Y, ahora, a propósito del “gatopardismo”, resulta que nuestro Presidente de la República, Felipe Calderón, ha anunciado en su discurso “alusivo” al tercer informe de su gobierno, un decálogo -como dicen algunos periodistas- de medidas, las cuales, según el primer mandatario, de aplicarse, serán un “drástico viraje” en la política del Estado mexicano; “tenemos que cambiar a México –dijo Felipe Calderón-. Ante la disyuntiva de administrar lo logrado (sic) y de seguir con el impulso de la inercia, o asumir cambios en las instituciones de la vida nacional, claramente me inclino por un cambio sustancial de las mismas con todos los riesgos y todos los costos que ello implica”.

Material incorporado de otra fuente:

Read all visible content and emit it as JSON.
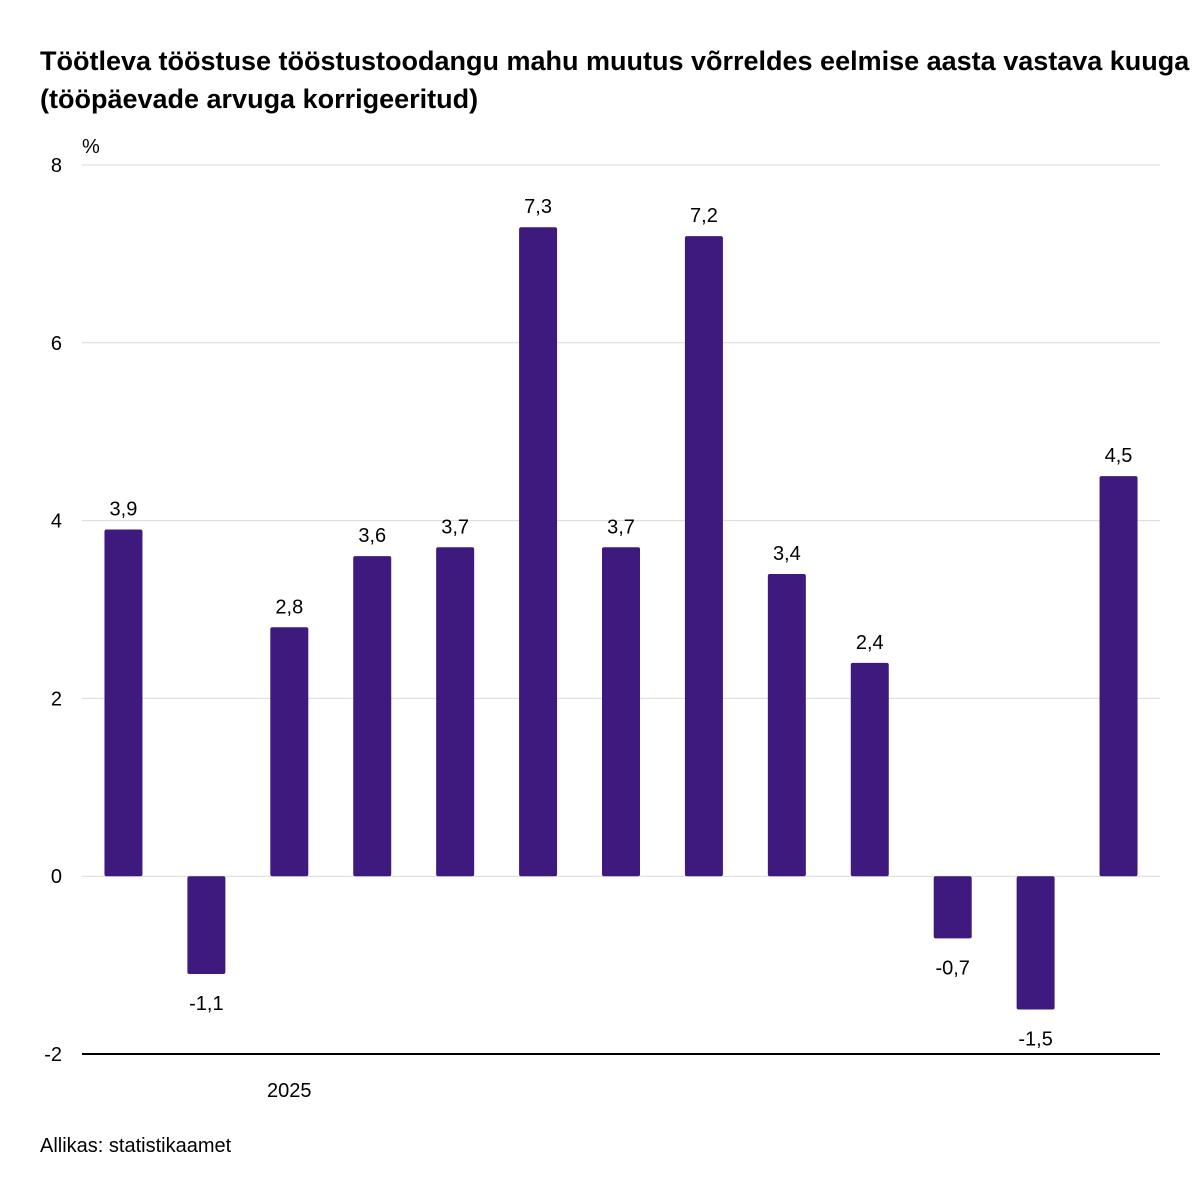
{
  "chart_data": {
    "type": "bar",
    "title": "Töötleva tööstuse tööstustoodangu mahu muutus võrreldes eelmise aasta vastava kuuga (tööpäevade arvuga korrigeeritud)",
    "ylabel": "%",
    "xlabel": "",
    "ylim": [
      -2,
      8
    ],
    "yticks": [
      "-2",
      "0",
      "2",
      "4",
      "6",
      "8"
    ],
    "grid": true,
    "x_group_label": {
      "text": "2025",
      "at_index": 2
    },
    "values": [
      3.9,
      -1.1,
      2.8,
      3.6,
      3.7,
      7.3,
      3.7,
      7.2,
      3.4,
      2.4,
      -0.7,
      -1.5,
      4.5
    ],
    "data_labels": [
      "3,9",
      "-1,1",
      "2,8",
      "3,6",
      "3,7",
      "7,3",
      "3,7",
      "7,2",
      "3,4",
      "2,4",
      "-0,7",
      "-1,5",
      "4,5"
    ],
    "bar_color": "#3e1a7e",
    "source": "Allikas: statistikaamet"
  }
}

¿Podemos esperar un verdadero cambio los mexicanos con el famoso decálogo de Calderón? Ya son muchas las voces que dicen que tales “medidas” no son otra cosa más que la misma demagogia a que nos han acostumbrado los últimos gobiernos; las mismas mentiras que sirven de disfraz a la ineptitud proverbial de la derecha; una auténtica mascarada para encubrir la insensibilidad con dizque medidas “profundas”. Dice la propuesta número uno de Calderón: “Destinar toda la fuerza y recursos del Estado para frenar a la pobreza”. Esto sólo se puede entender como lo que siempre ha hecho el panismo en el poder: utilizar todos los programas de “combate a la pobreza” de forma más intensa “para llevar agua a su molino”, es decir, para comprar votos en las elecciones, para tratar de revertir su escandalosa derrota electoral reciente.
Un ejemplo de lo que se apresta a realizar el gobierno federal es lo que ocurrió el lunes 1º de septiembre pasado, cuando en la sede de la Sedesol en la Ciudad de México, un numeroso grupo de funcionarios ensoberbecidos de esa dependencia recibieron a una representación de la Dirección Nacional del Movimiento Antorchista, tan sólo para “informar” que las solicitudes de decenas de miles de ciudadanos pobres, afiliados a la organización mencionada, que solicitan la aplicación de los programas de combate a la pobreza, como Oportunidades, Tu casa, Adultos mayores, etc., han sido rechazadas por la prepotente burocracia de la Sedesol. Por ser Antorcha una organización social no adherida a las filas del partido blanquiazul se rechazan las solicitudes. Esto es el “combate a la pobreza” al estilo de la derecha.
En cuanto a las reformas en los sectores: salud, educación, finanzas públicas, telecomunicaciones, derechos de los trabajadores, lucha contra el crimen organizado, regulatoria (¿?), reforma política y electoral, es decir, el resto de los puntos del “decálogo”, todo nos indica que se trata de las viejas cantaletas sobre las “reformas estructurales” que tanto desean los poderosos de México para lograr mayores índices de explotación de las masas trabajadoras. No cabe duda, amigo lector, el gobierno que tenemos aplica la vieja política del engaño con “cambios profundos”, para engatusar a los pobres. Como diríamos coloquialmente en México: “No es más que la misma gata, nada más que revolcada”.